FAT 21036/G is indicated to be highly water soluble and would most likely following oral administration be absorbed in the gastro-intestinal tract with subsequent systemic distribution taking place via the serum.

The physico-chemical properties indicate the risk of inhalation to be minimal and in the event any did take place the available supporting toxicological information indicates no elevated toxicity would be anticipated. There was no confirmatory evidence to indicate how FAT 21036/G or any of its intermediate products are metabolised however the hydrophilic nature of FAT 21036/G would suggest passage across biological membranes would be limited.
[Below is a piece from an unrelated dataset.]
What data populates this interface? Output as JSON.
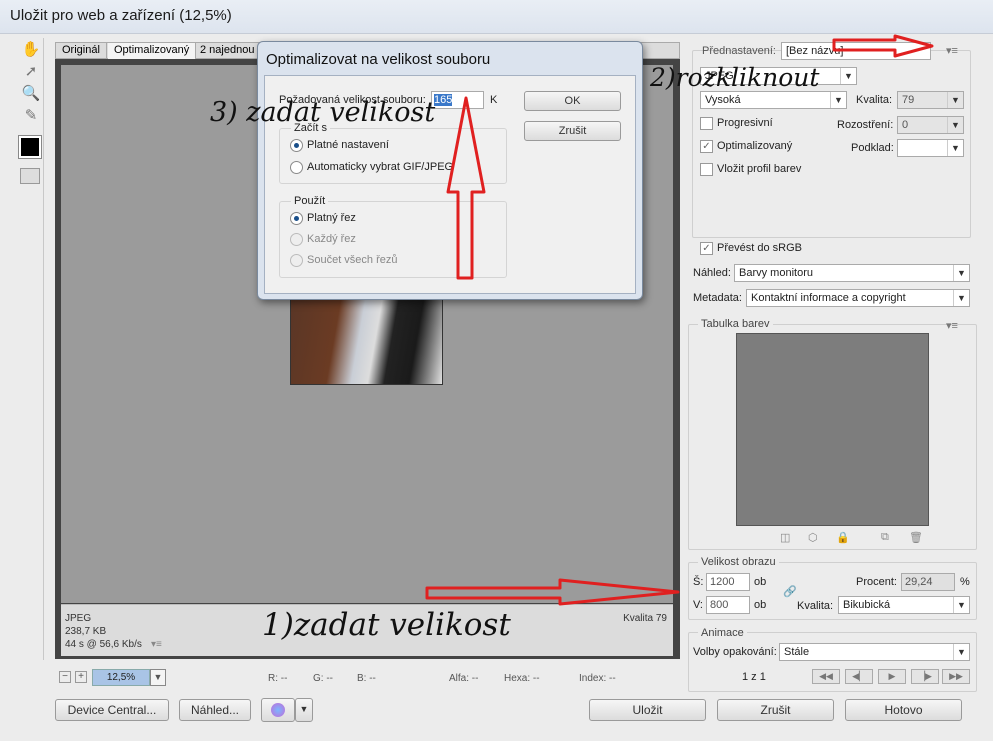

Furthermore, the histopathological evidence derived from a repeated dose toxicity study with an analogue of FAT 21036/G provided no conclusive evidence of test item or metabolite influenced hepatic metabolism. Neither was there evidence to confirm the route of excretion; nevertheless, it is reasonable to assume that due to FAT 21036/G being highly water soluble clearance would likely be via the urine with any remaining test item not absorbed being excreted in the faeces. Based on review of the available information it has therefore been concluded the risk of systemic toxicity from FAT 21036/G would be minimal.